В тот вечер на сцене не было искусства
Начну с положений, чтобы изложить то, что вызывает чувственную, почти инстинктивную, а не разумную волну несогласия и неприятия. Их немного: факт, пошлость, искусство.
Итак, факт. 6 октября состоялось открытие польского сезона на сцене ТЮЗа медицинским трагифарсом «Ночь». Автор пьесы А. Стасюк, режиссеры Г. Простянецкий и Р. Ильин. На сцене — фарс, что по определению означает — «комедия, водевиль легкого содержания с чисто внешними комическими приемами». Но тема спектакля — Вторая мировая война. Оригинальное сочетание, не правда ли? Так что это? Талантливый оксюморон автора нового поколения, соединение несоединимого? Или новый гуманистический угол зрения на давно осмысленную ситуацию? А может быть, пошлость? Банальная пошлость, скрытая за своей явностью?
Фабула? Лишь необходимый костяк. Все — в деталях, сценах, образах. В немецком городке при попытке ограбления убит молодой человек — поляк, промышляющий угоном автомобилей на Восток. Его сердце используют как трансплантат для его же убийцы немца-ювелира, который во время войны, будучи фашистом, держал пистолет у виска бабушки польского парнишки. Дух умершего спускается и напоминает немцу о давно минувших днях и, в частности, о том, как он, немец, воровал (внимание!) куриц. Это один из тех самых «семантических», ключевых образов, где выразился автор и идея. «Разница между вами (фашистами) и русскими была только в том, что вы ощипывали курицу, а они варили ее с перьями», — примерно так говорит один из героев спектакля. Ключевая «семантическая» сцена: на ходулях выходят русский солдат в шапке-ушанке и чопорный немец. Они становятся по разные стороны польских женщин. Русский обворовывает женщину, немец — убивает. И оба они слушают одну и ту же пластинку на граммофоне. Только песни записаны с разных сторон…
А рядом ни в чем не виноватые, ничего не понимающие поляки, будто случайно попавшие в эти странные «разборки» «ходульных».
Пошлость — это то, что с наглым сознанием своего права попирает истину. А истина в том, что русской кровью, смешавшейся с русской, белорусской, украинской, немецкой, польской землей, завоевана Победа над воплотившимся злом, свобода этих самых женщин и мужчин, за которых так переживают автор и постановщик спектакля. Страданиями и кровью миллионов русских солдат отвоевана сама возможность любить, учиться, работать и… писать. Даже пошлости.

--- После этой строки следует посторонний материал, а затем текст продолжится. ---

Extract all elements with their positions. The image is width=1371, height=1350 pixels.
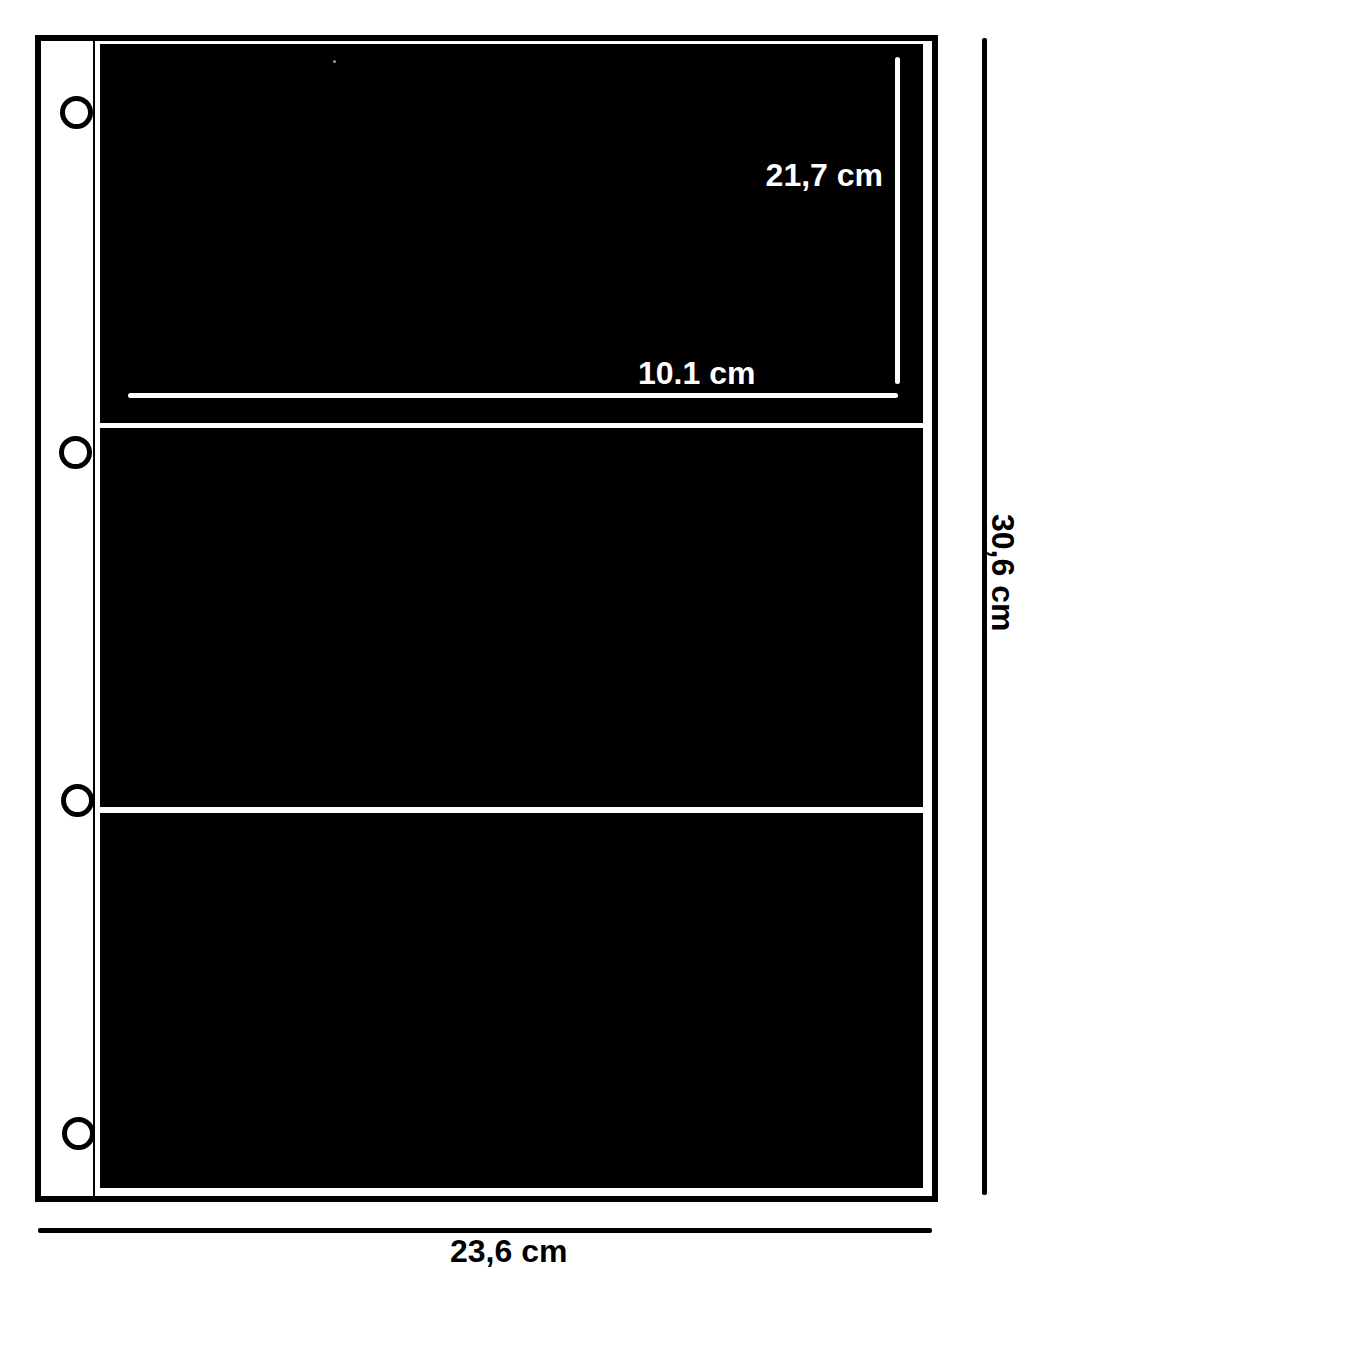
punch-hole-icon (62, 1117, 95, 1150)
dimension-diagram-canvas: 21,7 cm 10.1 cm 30,6 cm 23,6 cm (0, 0, 1371, 1350)
pocket-height-measure-line (895, 57, 900, 384)
punch-hole-icon (59, 436, 92, 469)
punch-hole-icon (60, 96, 93, 129)
pocket-width-label: 10.1 cm (638, 356, 755, 390)
pocket-height-label: 21,7 cm (700, 158, 883, 192)
pocket-middle (100, 428, 923, 807)
punch-hole-icon (61, 784, 94, 817)
pocket-width-measure-line (128, 393, 898, 398)
dust-speck (333, 60, 336, 63)
pocket-bottom (100, 813, 923, 1188)
binder-strip-divider-line (93, 41, 95, 1196)
pocket-top (100, 44, 923, 423)
page-width-label: 23,6 cm (450, 1234, 567, 1268)
page-height-label: 30,6 cm (986, 514, 1020, 642)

Режиссер, вышедший на сцену после премьеры, ответствовал председателю Орловского областного Совета И. Я. Мосякину на его сдержанный упрек: мол, мы, как и вы, против пошлости, но надо прекратить мыслить планами и масштабами, надо видеть личность! Мол, что для этой полячки все мировые проблемы, если убили ее Ванечку?
А что для вас, господин режиссер, господа актеры, те миллионы погибших «личностей», кто жизнь свою отдал за всех нас, кто освободил от рабства тысячи маленьких и больших городов? У них тоже были и свои дети, погибшие под бомбами, и матери, оставшиеся в оккупированных городах. Но они, эти личности, сумели преодолеть и свое личное горе, и страх — «ради жизни на земле». Так что? Это для вас ничего не значит?
Как часто сегодня обвиняют Россию и русских в нетолерантности и неумении «любить человека». И мы смущаемся. И словно в оправдание позволяем себя развлекать сомнительными постановками, в которых все — с ног на голову.
Дружба народов не означает подобострастия. Любовь к человеку не означает мелочной сентиментальности. А «оригинальность творческого взгляда» не имеет права на подмену понятий. Любовь не бывает без жертвенности, а долг всегда превыше эгоистических переживаний.
В тот день театр не был театром. Настоящее искусство чуждо пошлости. В тот вечер не было правды, не было искусства.
Некоторые зрители чувствовали это и покидали зал во время спектакля с упреками в адрес увиденного. Но факт остается фактом: в русском театре «такое» поставили и «такое» посмотрели.
Так фарс или трагедию?
Ксения Грядунова,
студентка 1-го курса филологического факультета ОГУ.